4

When generating forecasts (e.g., product-customer time series data), should we choose an average-based forecast or median-based forecast? I recently read a very nice article by Nicholas Vandeput on LinkedIn wherein he linked the forecast type to use of different best fit selection criteria.

Optimization on RMSE yields an average-based number... whereas on MAE yields a median-based forecast

Forecast KPI: RMSE, MAE, MAPE & Bias

Advantages of using median forecast: robust to outliers

Disadvantages of using median forecast: bad for intermittent time series data, medians can be biased for non-normal data, median forecasts are not additive

Q: If that is the case, should we ever use median-based forecasts?

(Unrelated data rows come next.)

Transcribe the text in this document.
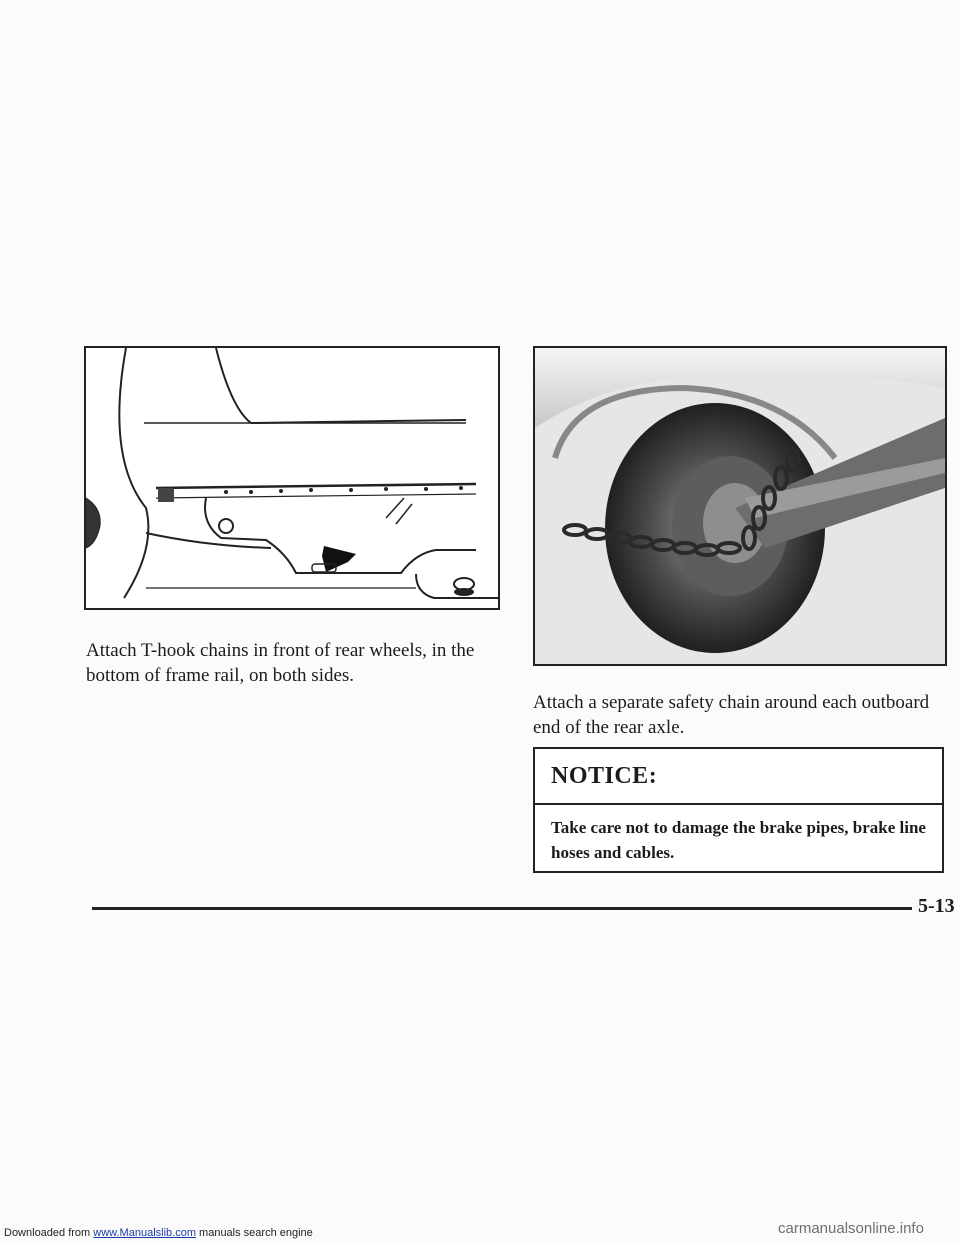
Attach T-hook chains in front of rear wheels, in the bottom of frame rail, on both sides.

Attach a separate safety chain around each outboard end of the rear axle.

NOTICE:
Take care not to damage the brake pipes, brake line hoses and cables.
5-13
Downloaded from www.Manualslib.com manuals search engine	carmanualsonline.info
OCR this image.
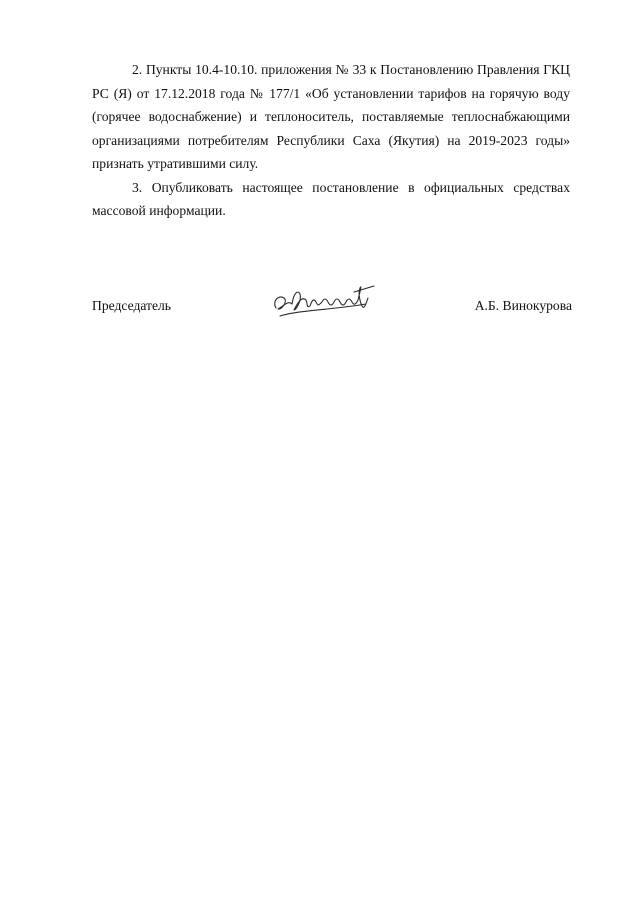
2. Пункты 10.4-10.10. приложения № 33 к Постановлению Правления ГКЦ РС (Я) от 17.12.2018 года № 177/1 «Об установлении тарифов на горячую воду (горячее водоснабжение) и теплоноситель, поставляемые теплоснабжающими организациями потребителям Республики Саха (Якутия) на 2019-2023 годы» признать утратившими силу.

3. Опубликовать настоящее постановление в официальных средствах массовой информации.

Председатель	А.Б. Винокурова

Q: Alternatively, can we correct the data for outliers through outlier correction or "de-promotionalization" and then generate an average-based forecast?

3 Answers3

3

I'm pretty sure I answered this question before. The answer depends on how you define a better forecast. If you define it as minimizing expected loss (forecast error) then the average will be better for minimizing the square of an error and the median minimizes the absolute value of an error both in expected sense.

Suppose your loss function is $f(y-\hat y)$ then you find the forecast $\hat y$ that minimizes the expected loss as $$\min E[f(y-\hat y) ]$$

It can be shown that for $f(x)=x^2$ your $\hat y=E[y]$ and for $f(x)=|x|$ the best forecast is $\hat y=median(y)$

Aksakal
  • 61,310
2

Honestly your questions has only one good answer which is it depends :D.

However i will try to give you another idea.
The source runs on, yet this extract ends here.